Il y eut un court silence.
—Godelive, demanda tout à coup le jeune homme comme poussé par une émotion violente, Godelive, je vous ai donné un souvenir. L'avez-vous conservé?
Il n'obtint pas de réponse.
—L'image de Bavon et de Godelive avec leur livre à la main, dit-il; naïf dessin qui a coûté au petit Bavon au moins un mois de travail. Vous m'aviez promis de le conserver.

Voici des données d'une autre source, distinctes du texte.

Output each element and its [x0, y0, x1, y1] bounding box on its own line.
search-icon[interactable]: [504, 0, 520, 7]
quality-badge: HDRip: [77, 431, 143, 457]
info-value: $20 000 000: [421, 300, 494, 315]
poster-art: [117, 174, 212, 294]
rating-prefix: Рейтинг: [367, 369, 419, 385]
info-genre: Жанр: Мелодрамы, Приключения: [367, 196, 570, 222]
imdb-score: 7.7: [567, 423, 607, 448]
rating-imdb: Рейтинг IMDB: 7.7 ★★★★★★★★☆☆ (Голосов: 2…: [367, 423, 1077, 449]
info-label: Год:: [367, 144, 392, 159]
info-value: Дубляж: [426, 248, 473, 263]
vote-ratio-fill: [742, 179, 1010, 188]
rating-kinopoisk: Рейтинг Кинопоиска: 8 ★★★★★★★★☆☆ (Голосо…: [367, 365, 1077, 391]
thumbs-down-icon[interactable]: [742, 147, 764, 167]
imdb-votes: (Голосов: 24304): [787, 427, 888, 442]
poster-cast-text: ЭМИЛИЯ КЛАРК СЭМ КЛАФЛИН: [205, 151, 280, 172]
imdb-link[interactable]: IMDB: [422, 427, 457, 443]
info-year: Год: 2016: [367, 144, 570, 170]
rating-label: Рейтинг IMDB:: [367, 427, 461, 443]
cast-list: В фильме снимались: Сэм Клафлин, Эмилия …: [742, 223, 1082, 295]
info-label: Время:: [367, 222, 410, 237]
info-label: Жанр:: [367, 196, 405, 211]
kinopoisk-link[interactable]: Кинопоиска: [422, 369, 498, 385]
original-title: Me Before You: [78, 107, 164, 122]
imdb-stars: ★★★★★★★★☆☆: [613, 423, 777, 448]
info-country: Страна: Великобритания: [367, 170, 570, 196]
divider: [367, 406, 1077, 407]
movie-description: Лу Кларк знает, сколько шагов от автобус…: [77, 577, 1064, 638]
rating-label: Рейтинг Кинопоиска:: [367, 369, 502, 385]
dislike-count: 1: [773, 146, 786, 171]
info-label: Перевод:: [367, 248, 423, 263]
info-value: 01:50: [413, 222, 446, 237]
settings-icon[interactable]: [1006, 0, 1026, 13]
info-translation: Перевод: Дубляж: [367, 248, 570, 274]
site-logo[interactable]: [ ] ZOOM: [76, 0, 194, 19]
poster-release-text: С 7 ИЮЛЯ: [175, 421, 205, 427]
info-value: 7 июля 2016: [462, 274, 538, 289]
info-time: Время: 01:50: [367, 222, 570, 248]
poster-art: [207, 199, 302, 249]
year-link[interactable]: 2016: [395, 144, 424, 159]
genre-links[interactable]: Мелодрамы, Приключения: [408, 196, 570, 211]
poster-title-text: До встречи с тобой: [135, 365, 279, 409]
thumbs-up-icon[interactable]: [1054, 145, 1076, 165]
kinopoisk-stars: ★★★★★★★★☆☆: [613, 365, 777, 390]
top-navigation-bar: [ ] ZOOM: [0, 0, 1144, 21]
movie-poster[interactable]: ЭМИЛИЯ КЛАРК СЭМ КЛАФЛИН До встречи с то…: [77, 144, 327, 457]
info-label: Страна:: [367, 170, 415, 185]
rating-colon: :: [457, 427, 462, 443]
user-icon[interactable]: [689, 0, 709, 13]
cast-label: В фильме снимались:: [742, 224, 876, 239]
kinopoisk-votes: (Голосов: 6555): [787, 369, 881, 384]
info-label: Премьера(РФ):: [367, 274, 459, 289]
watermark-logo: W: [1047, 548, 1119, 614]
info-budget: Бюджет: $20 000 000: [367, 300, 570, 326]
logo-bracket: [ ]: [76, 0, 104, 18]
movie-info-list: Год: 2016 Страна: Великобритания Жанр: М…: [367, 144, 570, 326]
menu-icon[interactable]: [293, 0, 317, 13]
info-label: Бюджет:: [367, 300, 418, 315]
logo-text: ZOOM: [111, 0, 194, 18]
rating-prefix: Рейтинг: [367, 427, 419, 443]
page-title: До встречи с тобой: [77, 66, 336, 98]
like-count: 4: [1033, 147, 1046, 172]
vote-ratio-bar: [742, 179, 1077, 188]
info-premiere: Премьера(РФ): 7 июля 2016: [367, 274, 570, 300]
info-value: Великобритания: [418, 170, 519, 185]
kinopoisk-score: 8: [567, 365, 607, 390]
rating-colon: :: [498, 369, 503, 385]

—Mais, Godelive, comment peux-tu laisser ainsi M. Damhout sans réponse? s'écria la mère Wildenslag. Oui, oui, monsieur, elle l'a conservé… Ne me retiens pas, Godelive… Si bien conservé, monsieur, que, depuis des années, ce dessin se trouve sous le crucifix devant lequel Godelive a l'habitude de prier.
—Ah! merci, merci de votre fidèle souvenir! dit Bavon.
—Pourquoi cela vous étonne-t-il, monsieur? dit la jeune fille avec dignité. Si je voulais prier toute ma vie pour le bonheur de celui qui m'a appris à lire, pouvais-je faire mieux que de placer son image à l'endroit où je m'agenouille chaque soir pour élever mon âme à Dieu?
Bavon lui prit les mains, et, d'une voix profondément émue:
—Toujours le même ange!… Venez, Godelive, consolez-vous et prenez courage, vous ne serez plus malheureuse; nous vous protégerons. Nous chercherons pour vous une bonne place d'institutrice. Ma mère vous chérira de nouveau et vous assistera. Je serai votre ami, comme lorsque nous étions encore enfants… c'est-à-dire, je ne sais pas, mon agitation me trouble l'esprit; mes sens sont égarés…
La jeune fille, effrayée, lui arracha sa main avec une vivacité si fiévreuse, qu'il se sentit blessé au fond du cœur de ce mouvement, et qu'il recula d'un pas avec stupeur.